For this purpose he urged on the police upon the track of the strange man, the rough-looking hawker, who had been seen in the grove on the day of the murder.
He himself left Winchester upon another errand. He went away with the determination of discovering the sick man, Sampson Wilmot. The old clerk's evidence might be most important in such a case as this; as he would perhaps be able to throw much light upon the antecedents and associations of the dead man.
The young lawyer travelled along the line, stopping at every station. At Basingstoke he was informed that an old man, travelling with his brother, had been taken ill; and that he had since died.
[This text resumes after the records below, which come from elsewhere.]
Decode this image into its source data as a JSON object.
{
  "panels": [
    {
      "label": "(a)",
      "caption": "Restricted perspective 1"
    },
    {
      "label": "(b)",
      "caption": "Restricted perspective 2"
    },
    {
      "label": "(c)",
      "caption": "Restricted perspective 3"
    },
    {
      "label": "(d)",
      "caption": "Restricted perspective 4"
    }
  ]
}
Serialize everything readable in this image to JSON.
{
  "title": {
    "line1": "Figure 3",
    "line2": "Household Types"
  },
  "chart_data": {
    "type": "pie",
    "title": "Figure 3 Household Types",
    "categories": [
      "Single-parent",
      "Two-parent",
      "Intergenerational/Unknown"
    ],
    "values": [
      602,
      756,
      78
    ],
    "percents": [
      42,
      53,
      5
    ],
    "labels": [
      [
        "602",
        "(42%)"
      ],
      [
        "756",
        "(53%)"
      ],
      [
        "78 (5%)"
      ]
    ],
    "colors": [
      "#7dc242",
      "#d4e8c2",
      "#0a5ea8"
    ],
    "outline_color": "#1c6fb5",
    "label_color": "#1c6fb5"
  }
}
An inquest had been held upon his remains some days before, and he had been buried by the parish.
It was upon the 21st of August that Arthur Lovell visited Basingstoke. The people at the village inn told him that the old man had died at two o'clock upon the morning of the 17th, only a few hours after his brother's desertion of him. He had never spoken after the final stroke of paralysis.
There was nothing to be learned here, therefore. Death had closed the lips of this witness.
But even if Sampson Wilmot had lived to speak, what could he have told? The dead man's antecedents could have thrown little light upon the way in which he had met his death. It was a common murder, after all; a murder that had been done for the sake of the victim's little property; a silver watch, perhaps; a few sovereigns; a coat, waistcoat, and shirt.
The only evidence that tended in the least to implicate Henry Dunbar was the fact that he had been the last person seen in company with the dead man, and the discrepancy between his assertion and that of the verger respecting the time during which he had been absent from the cathedral yard.
No magistrate in his senses would commit the Anglo-Indian for trial upon such evidence as this.
CHAPTER XIV.
MARGARET'S JOURNEY.
While these things were taking place at Winchester, Margaret waited for the coming of her father. She waited until her heart grew sick, but still she did not despair of his return. He had promised to come back to her by ten o'clock upon the evening of the 16th; but he was not a man who always kept his promises. He had often left her in the same manner, and had stayed away for days and weeks together.